Why, and when, do we learn to speak the way that we do? Research from North Carolina State University on African-American children presents an unexpected finding: language use can go on a roller-coaster ride during childhood as kids adopt and abandon vernacular language patterns.
“We found that there is a ‘roller-coaster effect,’ featuring an ebb and flow in a child’s use of vernacular English over the course of his or her language development,” says Dr. Walt Wolfram, William C. Friday Distinguished University Professor of English Linguistics at NC State and co-author of several recent papers describing the research. “This was totally unanticipated.” Vernacular English is defined here as culturally specific speech patterns that are distinct from standard English; in this case, the vernacular is African-American English (AAE).
One implication of the finding involves education, since teachers often advocate teaching standard English early in a childhood education. “This approach does seem to work at first,” Wolfram says, “but it doesn’t last.” In other words, if a school system wants its students to graduate high school with a strong foundation in standard English, it may have to revisit standard English later in the education curriculum.
Specifically, the researchers found that children come to school speaking English with a relatively high number of vernacular features. Then, through the first four grades of elementary school, those features are reduced, as children adopt more standard English language patterns. As the children move toward middle school, the level of vernacular rises — though many children often reduce their use of vernacular again as they enter high school.
“This finding reveals a cyclic pattern in the use of African-American vernacular English that no one expected to see during children’s language development,” says Janneke Van Hofwegen, a research associate at NC State and co-author of the study. “This wasn’t even a hypothesis when we began the study.”
The researchers note that, while their data looked solely at African-American children, the findings may be applicable more broadly to other groups.
The research stems from the longest, and largest, study ever to examine the longitudinal development of language in African-American children. The study began in 1990, following 88 African-American children from central North Carolina in order to track their language development. The study is ongoing, with 68 of the original participants still being tracked.

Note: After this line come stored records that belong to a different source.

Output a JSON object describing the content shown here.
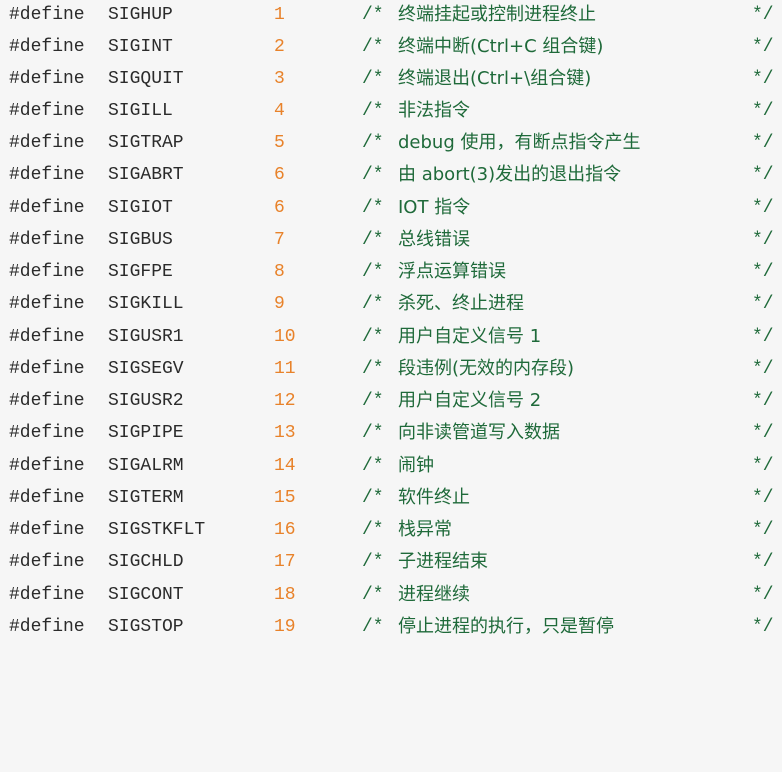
{
  "directive": "#define",
  "comment_open": "/*",
  "comment_close": "*/",
  "colors": {
    "background": "#f6f6f6",
    "text": "#2b2b2b",
    "number": "#e8822a",
    "comment": "#1f6a3a"
  },
  "signals": [
    {
      "name": "SIGHUP",
      "value": "1",
      "comment": "终端挂起或控制进程终止"
    },
    {
      "name": "SIGINT",
      "value": "2",
      "comment": "终端中断(Ctrl+C 组合键)"
    },
    {
      "name": "SIGQUIT",
      "value": "3",
      "comment": "终端退出(Ctrl+\\组合键)"
    },
    {
      "name": "SIGILL",
      "value": "4",
      "comment": "非法指令"
    },
    {
      "name": "SIGTRAP",
      "value": "5",
      "comment": "debug 使用，有断点指令产生"
    },
    {
      "name": "SIGABRT",
      "value": "6",
      "comment": "由 abort(3)发出的退出指令"
    },
    {
      "name": "SIGIOT",
      "value": "6",
      "comment": "IOT 指令"
    },
    {
      "name": "SIGBUS",
      "value": "7",
      "comment": "总线错误"
    },
    {
      "name": "SIGFPE",
      "value": "8",
      "comment": "浮点运算错误"
    },
    {
      "name": "SIGKILL",
      "value": "9",
      "comment": "杀死、终止进程"
    },
    {
      "name": "SIGUSR1",
      "value": "10",
      "comment": "用户自定义信号 1"
    },
    {
      "name": "SIGSEGV",
      "value": "11",
      "comment": "段违例(无效的内存段)"
    },
    {
      "name": "SIGUSR2",
      "value": "12",
      "comment": "用户自定义信号 2"
    },
    {
      "name": "SIGPIPE",
      "value": "13",
      "comment": "向非读管道写入数据"
    },
    {
      "name": "SIGALRM",
      "value": "14",
      "comment": "闹钟"
    },
    {
      "name": "SIGTERM",
      "value": "15",
      "comment": "软件终止"
    },
    {
      "name": "SIGSTKFLT",
      "value": "16",
      "comment": "栈异常"
    },
    {
      "name": "SIGCHLD",
      "value": "17",
      "comment": "子进程结束"
    },
    {
      "name": "SIGCONT",
      "value": "18",
      "comment": "进程继续"
    },
    {
      "name": "SIGSTOP",
      "value": "19",
      "comment": "停止进程的执行，只是暂停"
    }
  ]
}
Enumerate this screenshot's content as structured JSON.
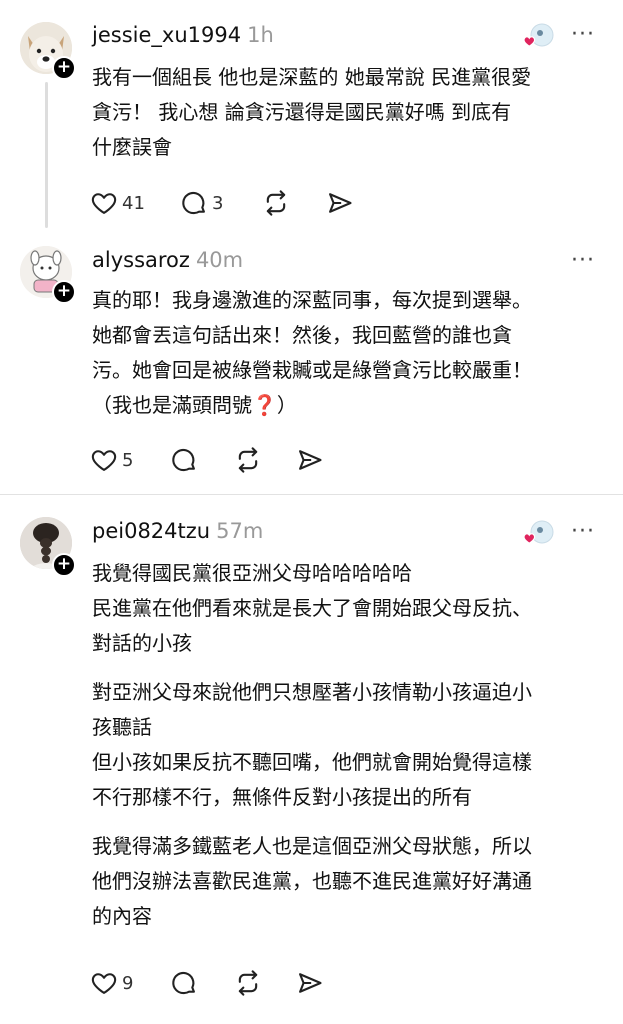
{
  "posts": [
    {
      "username": "jessie_xu1994",
      "time": "1h",
      "paragraphs": [
        "我有一個組長 他也是深藍的 她最常說 民進黨很愛\n貪污！ 我心想 論貪污還得是國民黨好嗎  到底有\n什麼誤會"
      ],
      "likes": "41",
      "replies": "3",
      "reposts": "",
      "avatar": "dog-avatar",
      "has_heart_badge": true
    },
    {
      "username": "alyssaroz",
      "time": "40m",
      "paragraphs": [
        "真的耶！我身邊激進的深藍同事，每次提到選舉。\n她都會丟這句話出來！然後，我回藍營的誰也貪\n污。她會回是被綠營栽贓或是綠營貪污比較嚴重！\n（我也是滿頭問號❓）"
      ],
      "likes": "5",
      "replies": "",
      "reposts": "",
      "avatar": "cartoon-avatar",
      "has_heart_badge": false
    },
    {
      "username": "pei0824tzu",
      "time": "57m",
      "paragraphs": [
        "我覺得國民黨很亞洲父母哈哈哈哈哈\n民進黨在他們看來就是長大了會開始跟父母反抗、\n對話的小孩",
        "對亞洲父母來說他們只想壓著小孩情勒小孩逼迫小\n孩聽話\n但小孩如果反抗不聽回嘴，他們就會開始覺得這樣\n不行那樣不行，無條件反對小孩提出的所有",
        "我覺得滿多鐵藍老人也是這個亞洲父母狀態，所以\n他們沒辦法喜歡民進黨，也聽不進民進黨好好溝通\n的內容"
      ],
      "likes": "9",
      "replies": "",
      "reposts": "",
      "avatar": "braid-avatar",
      "has_heart_badge": true
    }
  ],
  "ui": {
    "follow_plus": "+",
    "more_dots": "···"
  },
  "colors": {
    "text": "#111111",
    "muted": "#999999",
    "heart_badge": "#e0245e"
  }
}
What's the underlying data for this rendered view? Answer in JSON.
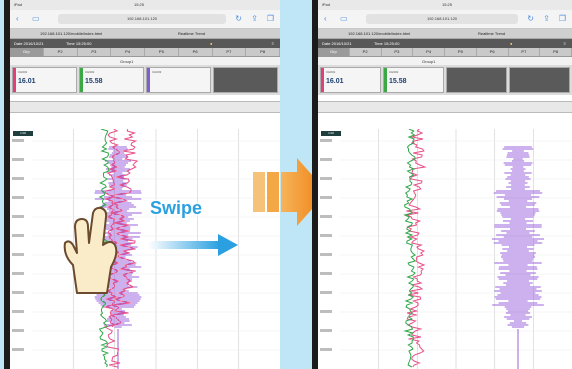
{
  "device": {
    "status_left": "iPad",
    "status_time": "15:25"
  },
  "browser": {
    "url": "192.168.101.120",
    "tab_left": "192.168.101.120/mobile/index.html",
    "tab_right": "Realtime Trend"
  },
  "app": {
    "date_label": "Date 2016/10/21",
    "time_label": "Time 15:25:00",
    "pages": [
      "Grp",
      "P2",
      "P3",
      "P4",
      "P5",
      "P6",
      "P7",
      "P8"
    ],
    "active_page": 0,
    "group_name": "Group1",
    "range_flag": "1:00"
  },
  "digital_values": [
    {
      "tag": "CH001",
      "value": "16.01",
      "color": "#e0407a"
    },
    {
      "tag": "CH002",
      "value": "15.58",
      "color": "#39a845"
    },
    {
      "tag": "CH003",
      "value": "",
      "color": "#7f5fd0"
    },
    {
      "tag": "",
      "value": "",
      "color": ""
    }
  ],
  "gesture": {
    "label": "Swipe",
    "label_color": "#2aa0e0"
  },
  "transition_arrow_color": "#f08a1e",
  "trend_colors": {
    "pink": "#e8508a",
    "green": "#2fa84a",
    "purple": "#9b63dc",
    "grid": "#d4d4d4"
  }
}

The data is collected by the Frank Porter Graham Child Development Institute in Chapel Hill, N. C.
The retention rate of the participants is remarkably high, particularly given that approximately 71 percent of the children were living below the poverty line in 1990. “It’s incredible, and gives us a rare opportunity to study language development in children,” Wolfram says.
The study also gives researchers an impressive array of data, providing them with access to school and test data, as well as the data collected through the study’s own interviews and surveys.
Researchers are currently assessing how and whether dialect use is related to literacy skills, as well as the role that mothers play in their children’s use of vernacular.
One of the papers, “Trajectories of Development in AAE: The First 17 Years,” is forthcoming from the Proceedings of the Conference on African American Language In Popular Culture. The paper was co-authored by Wolfram; Van Hofwegen; Mary E. Kohn, a Ph.D. student at the University of North Carolina at Chapel Hill; and Dr. Jennifer Renn, who worked on the paper while a Ph.D. student at UNC-Chapel Hill. The research was funded by the National Science Foundation.
Another paper, “Coming of age in African American English: A longitudinal study,” was co-authored by Wolfram and Van Hofwegen and was published in September 2010 in the Journal of Sociolinguistics.